Newport Historical & Archaeological Society talk

Newport Historical & Archaeological Society’s first talk of the new season takes place on Wednesday, November 8, in O'Sullivan’s lounge, Newport at 8pm.

The title of the talk is ‘Experiences of American Red Cross Nurses in Serbia, 1914-’15’ and the speaker is Dr Gavin Wilk, who is an independent historian, associated with the University of Limerick. He is the author of Transatlantic Defiance: The Militant Irish Republican Movement in America, 1923-’45. ‘There was no time during the first six months that some of the guns were not fired.’: Experiences of American Red Cross Nurses in Serbia, 1914-’15.

In early September 1914, an American Red Cross Unit of 12 nurses and three doctors departed from New York aboard a Greek ship bound for southwest Europe.

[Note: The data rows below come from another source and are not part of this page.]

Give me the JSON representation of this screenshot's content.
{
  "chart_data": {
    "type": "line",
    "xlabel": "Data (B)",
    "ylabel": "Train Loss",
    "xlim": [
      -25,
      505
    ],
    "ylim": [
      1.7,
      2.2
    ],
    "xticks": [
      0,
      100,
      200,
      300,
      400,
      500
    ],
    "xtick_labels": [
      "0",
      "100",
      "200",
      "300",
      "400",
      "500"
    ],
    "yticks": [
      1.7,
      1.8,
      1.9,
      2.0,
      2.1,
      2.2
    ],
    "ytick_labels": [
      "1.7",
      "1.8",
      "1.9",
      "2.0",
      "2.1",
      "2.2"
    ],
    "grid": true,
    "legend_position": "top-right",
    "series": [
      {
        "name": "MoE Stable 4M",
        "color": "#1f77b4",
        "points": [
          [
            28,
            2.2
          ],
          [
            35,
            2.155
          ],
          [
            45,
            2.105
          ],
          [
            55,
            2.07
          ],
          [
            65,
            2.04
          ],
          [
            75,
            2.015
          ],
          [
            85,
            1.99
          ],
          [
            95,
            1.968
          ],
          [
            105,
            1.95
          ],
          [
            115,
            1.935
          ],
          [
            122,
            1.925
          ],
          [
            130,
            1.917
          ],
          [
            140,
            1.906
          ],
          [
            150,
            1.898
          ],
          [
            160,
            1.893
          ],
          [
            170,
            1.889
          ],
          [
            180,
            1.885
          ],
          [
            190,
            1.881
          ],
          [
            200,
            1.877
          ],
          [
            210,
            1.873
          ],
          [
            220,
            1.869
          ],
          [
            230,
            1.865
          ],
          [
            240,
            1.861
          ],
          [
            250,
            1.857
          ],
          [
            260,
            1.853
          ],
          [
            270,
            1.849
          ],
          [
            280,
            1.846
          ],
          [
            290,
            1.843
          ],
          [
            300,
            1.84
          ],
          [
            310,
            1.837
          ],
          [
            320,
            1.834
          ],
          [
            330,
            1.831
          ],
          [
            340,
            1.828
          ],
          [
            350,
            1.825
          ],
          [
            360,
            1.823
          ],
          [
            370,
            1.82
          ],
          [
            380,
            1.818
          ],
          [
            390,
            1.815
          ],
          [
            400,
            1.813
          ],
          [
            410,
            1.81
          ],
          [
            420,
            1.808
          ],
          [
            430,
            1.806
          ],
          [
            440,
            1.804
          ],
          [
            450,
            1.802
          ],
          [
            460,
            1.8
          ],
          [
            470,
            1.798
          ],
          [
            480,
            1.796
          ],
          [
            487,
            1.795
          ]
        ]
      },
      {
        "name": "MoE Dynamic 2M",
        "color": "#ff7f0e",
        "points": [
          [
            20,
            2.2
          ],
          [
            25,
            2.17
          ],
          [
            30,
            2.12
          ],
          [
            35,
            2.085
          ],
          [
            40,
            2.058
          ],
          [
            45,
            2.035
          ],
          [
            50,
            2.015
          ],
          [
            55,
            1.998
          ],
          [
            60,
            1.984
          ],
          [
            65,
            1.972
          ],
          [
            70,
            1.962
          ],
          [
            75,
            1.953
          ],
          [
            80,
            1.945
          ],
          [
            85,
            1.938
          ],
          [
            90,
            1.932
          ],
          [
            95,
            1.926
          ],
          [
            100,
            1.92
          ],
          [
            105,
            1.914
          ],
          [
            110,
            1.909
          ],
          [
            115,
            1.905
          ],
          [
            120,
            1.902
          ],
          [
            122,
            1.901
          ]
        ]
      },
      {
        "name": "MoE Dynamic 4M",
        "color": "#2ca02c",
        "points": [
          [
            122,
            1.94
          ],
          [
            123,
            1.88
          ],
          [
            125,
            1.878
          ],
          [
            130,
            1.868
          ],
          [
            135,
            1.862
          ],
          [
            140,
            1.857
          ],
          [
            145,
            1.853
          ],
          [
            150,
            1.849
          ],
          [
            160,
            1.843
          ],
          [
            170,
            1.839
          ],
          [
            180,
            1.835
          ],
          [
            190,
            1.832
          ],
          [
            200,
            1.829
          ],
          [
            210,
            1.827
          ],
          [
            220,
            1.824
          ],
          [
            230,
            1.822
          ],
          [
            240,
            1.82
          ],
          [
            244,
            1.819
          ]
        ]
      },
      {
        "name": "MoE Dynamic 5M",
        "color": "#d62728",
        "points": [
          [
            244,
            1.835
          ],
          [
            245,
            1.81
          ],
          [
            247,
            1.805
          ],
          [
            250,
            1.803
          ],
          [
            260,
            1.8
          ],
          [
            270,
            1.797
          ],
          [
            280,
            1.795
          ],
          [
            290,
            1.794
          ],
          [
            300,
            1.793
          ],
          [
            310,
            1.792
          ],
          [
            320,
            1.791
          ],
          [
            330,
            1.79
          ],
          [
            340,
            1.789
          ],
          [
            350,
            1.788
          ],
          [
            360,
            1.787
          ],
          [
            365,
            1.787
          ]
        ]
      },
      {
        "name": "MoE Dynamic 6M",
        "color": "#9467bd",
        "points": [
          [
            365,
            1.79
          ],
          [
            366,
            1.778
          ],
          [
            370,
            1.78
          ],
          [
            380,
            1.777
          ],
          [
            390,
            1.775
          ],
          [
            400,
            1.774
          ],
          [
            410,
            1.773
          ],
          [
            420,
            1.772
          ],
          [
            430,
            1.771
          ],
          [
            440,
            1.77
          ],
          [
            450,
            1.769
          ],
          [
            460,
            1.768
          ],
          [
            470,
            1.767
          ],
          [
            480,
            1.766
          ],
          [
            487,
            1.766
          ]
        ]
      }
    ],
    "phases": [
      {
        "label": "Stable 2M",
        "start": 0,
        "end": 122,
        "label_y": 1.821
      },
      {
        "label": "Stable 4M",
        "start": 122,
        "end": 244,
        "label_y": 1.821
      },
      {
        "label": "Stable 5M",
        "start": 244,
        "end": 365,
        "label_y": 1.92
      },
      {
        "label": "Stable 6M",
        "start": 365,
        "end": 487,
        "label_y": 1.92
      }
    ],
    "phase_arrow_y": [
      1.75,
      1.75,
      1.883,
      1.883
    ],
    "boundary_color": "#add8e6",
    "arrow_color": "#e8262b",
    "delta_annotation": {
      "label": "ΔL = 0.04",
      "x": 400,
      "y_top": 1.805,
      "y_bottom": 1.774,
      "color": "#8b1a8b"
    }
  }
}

This American Red Cross Unit No 1 eventually arrived in Belgrade, Serbia. Here, they endured some of the most difficult conditions imaginable in a theatre of war including sieges, constant shelling, caring for seriously wounded patients of all conditions, and an outbreak of typhoid, which caused rampant sickness and took the life of a relief doctor.  This presentation will provide a revealing glimpse into the nursing activities of the American Red Cross in Serbia during the early stage of the First World War.

It will also shed light on the work and ordeals faced by an Irish nurse who was in the unit.